Federal Reserve Bank of New York on May 8, released the study: Are Stocks Cheap? Review of Evidence, in which it finds that the current equity premium is at historic high levels. The media have been quick in drawing the conclusion that stocks have never been cheaper.
We think that the media have sensationally focused on the study's headlines, and failed to truly analyze the findings. Not to blame the media alone, the authors of the New York Fed study have not provided an alternative interpretation of their findings. As a result, the study has added to the bullishness with the market (NYSEARCA:SPY) (NYSEARCA:DIA) at an all-time high, potentially creating a buying panic, which can only be damaging to the investors and broadly to the economy.
Specifically, we will focus on this paragraph form the New York Fed study:
Why is the equity premium so high right now? And why is it high at all horizons? There are two possible reasons: low discount rates (that is, low Treasury yields) and/or high current or future expected dividends. We can figure out which factor is more important by comparing the twenty-nine models with one another. This strategy works because some models emphasize changes in dividends, while others emphasize changes in risk-free rates. We find that the equity risk premium is high mainly due to exceptionally low Treasury yields at all foreseeable horizons. In contrast, the current level of dividends is roughly at its historical average and future dividends are expected to grow only modestly above average in the coming years.

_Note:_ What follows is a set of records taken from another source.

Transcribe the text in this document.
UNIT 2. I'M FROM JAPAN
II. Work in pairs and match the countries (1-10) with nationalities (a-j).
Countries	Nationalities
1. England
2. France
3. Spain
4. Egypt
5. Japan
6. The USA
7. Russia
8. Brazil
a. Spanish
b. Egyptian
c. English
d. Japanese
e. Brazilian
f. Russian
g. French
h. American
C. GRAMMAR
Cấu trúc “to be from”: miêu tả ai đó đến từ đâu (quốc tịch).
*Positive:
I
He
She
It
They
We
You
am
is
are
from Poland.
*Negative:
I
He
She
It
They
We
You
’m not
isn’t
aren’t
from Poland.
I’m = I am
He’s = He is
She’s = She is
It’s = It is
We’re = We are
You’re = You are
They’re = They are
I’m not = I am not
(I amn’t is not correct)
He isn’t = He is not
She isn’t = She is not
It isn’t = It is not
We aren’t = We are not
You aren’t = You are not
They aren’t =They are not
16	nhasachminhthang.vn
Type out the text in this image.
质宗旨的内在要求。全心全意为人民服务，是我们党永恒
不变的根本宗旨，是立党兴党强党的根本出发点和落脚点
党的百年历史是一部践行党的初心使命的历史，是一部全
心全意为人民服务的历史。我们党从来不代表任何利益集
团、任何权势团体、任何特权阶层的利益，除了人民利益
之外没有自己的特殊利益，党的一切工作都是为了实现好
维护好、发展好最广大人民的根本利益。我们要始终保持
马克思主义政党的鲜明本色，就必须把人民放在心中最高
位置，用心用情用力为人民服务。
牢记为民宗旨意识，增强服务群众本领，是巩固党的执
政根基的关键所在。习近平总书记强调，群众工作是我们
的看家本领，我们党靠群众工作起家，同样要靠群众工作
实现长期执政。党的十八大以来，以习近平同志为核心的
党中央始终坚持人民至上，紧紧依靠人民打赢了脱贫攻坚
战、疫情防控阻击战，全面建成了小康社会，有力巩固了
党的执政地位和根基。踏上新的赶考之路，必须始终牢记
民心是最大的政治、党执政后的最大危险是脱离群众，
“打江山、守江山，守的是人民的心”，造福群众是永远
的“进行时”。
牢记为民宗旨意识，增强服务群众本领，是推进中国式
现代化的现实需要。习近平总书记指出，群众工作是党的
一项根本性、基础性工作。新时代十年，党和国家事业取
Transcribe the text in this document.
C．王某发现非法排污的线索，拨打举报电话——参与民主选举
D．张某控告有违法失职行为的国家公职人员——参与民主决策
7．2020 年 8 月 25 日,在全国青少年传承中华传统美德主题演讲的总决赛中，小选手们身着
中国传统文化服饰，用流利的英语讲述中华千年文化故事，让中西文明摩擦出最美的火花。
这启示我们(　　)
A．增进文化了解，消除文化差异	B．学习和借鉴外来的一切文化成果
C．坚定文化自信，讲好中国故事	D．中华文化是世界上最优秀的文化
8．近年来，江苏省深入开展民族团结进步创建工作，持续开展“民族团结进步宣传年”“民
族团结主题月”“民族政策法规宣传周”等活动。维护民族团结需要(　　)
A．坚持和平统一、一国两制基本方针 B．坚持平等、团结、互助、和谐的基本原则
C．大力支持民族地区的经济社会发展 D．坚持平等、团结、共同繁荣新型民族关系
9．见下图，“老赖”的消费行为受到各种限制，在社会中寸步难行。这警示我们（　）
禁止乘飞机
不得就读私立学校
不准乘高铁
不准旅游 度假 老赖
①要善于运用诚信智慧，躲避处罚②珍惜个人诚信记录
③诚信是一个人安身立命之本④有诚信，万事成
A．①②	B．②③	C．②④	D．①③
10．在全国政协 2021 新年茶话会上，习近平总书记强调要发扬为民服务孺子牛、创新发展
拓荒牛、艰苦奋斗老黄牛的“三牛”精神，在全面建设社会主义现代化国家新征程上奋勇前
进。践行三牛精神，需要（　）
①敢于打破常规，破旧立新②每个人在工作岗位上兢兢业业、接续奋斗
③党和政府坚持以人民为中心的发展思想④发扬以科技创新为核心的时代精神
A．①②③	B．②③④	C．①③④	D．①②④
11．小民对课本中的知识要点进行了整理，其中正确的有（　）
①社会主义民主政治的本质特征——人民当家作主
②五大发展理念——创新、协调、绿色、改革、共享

This is the key implication from the New York Fed study that everybody can easily grasp: stocks are potentially cheap because the Treasury yields are exceptionally low. The unexplained point that solves the puzzle is: Why are Treasury yields so low?
Treasury yields are currently near the historically low levels partially because of the QE - the Fed is buying T-bonds at all maturities to stimulate the economy, and thus artificially keeping the Treasury yields low. Thus, the equity premium is artificially high.
A more complex explanation based on the expectations hypothesis suggests that Treasury yields are currently low because the crisis that commenced in 2008 will last for a very long time. Specifically, the yield on a 10-year T-Bond can be estimated as an average yield of 10 one-year forward rates, starting with the 12-month yield for 2014 all the way to one-year forward yield for 2024. In a way, we are looking at the Fed policy for the next 10 years. The key implication is that the economy will not significantly improve over the next 10 years due to the significant deflationary pressures. Readers should revisit the Greenspan conundrum for the discussion of the yield curve. In 2005, the Fed also misinterpreted the falling long-term Treasury yields, and thus, failed to forecast the financial crisis of 2008.
Our key argument is that the equity premium cannot be used as an appropriate valuation metric for the stock market now because the risk-free rate is artificially low. Further, the low Treasury yields are potentially bearish for the stock market.
One can only revisit the Japanese example. The yields on Japanese Government Bonds have been very low for an extended period of time due to the deflationary pressures and an endless QE. The Japanese stocks performed horribly over the last 25 years (Figure 1).
We just want to caution the investors that the current PE ratio for S&P 500 is around 15 times based on the estimated 2013 earnings, which is at the historical average, but by no means are the stocks the cheapest in history. Thus, we advise against the positive feedback trading (buying panic).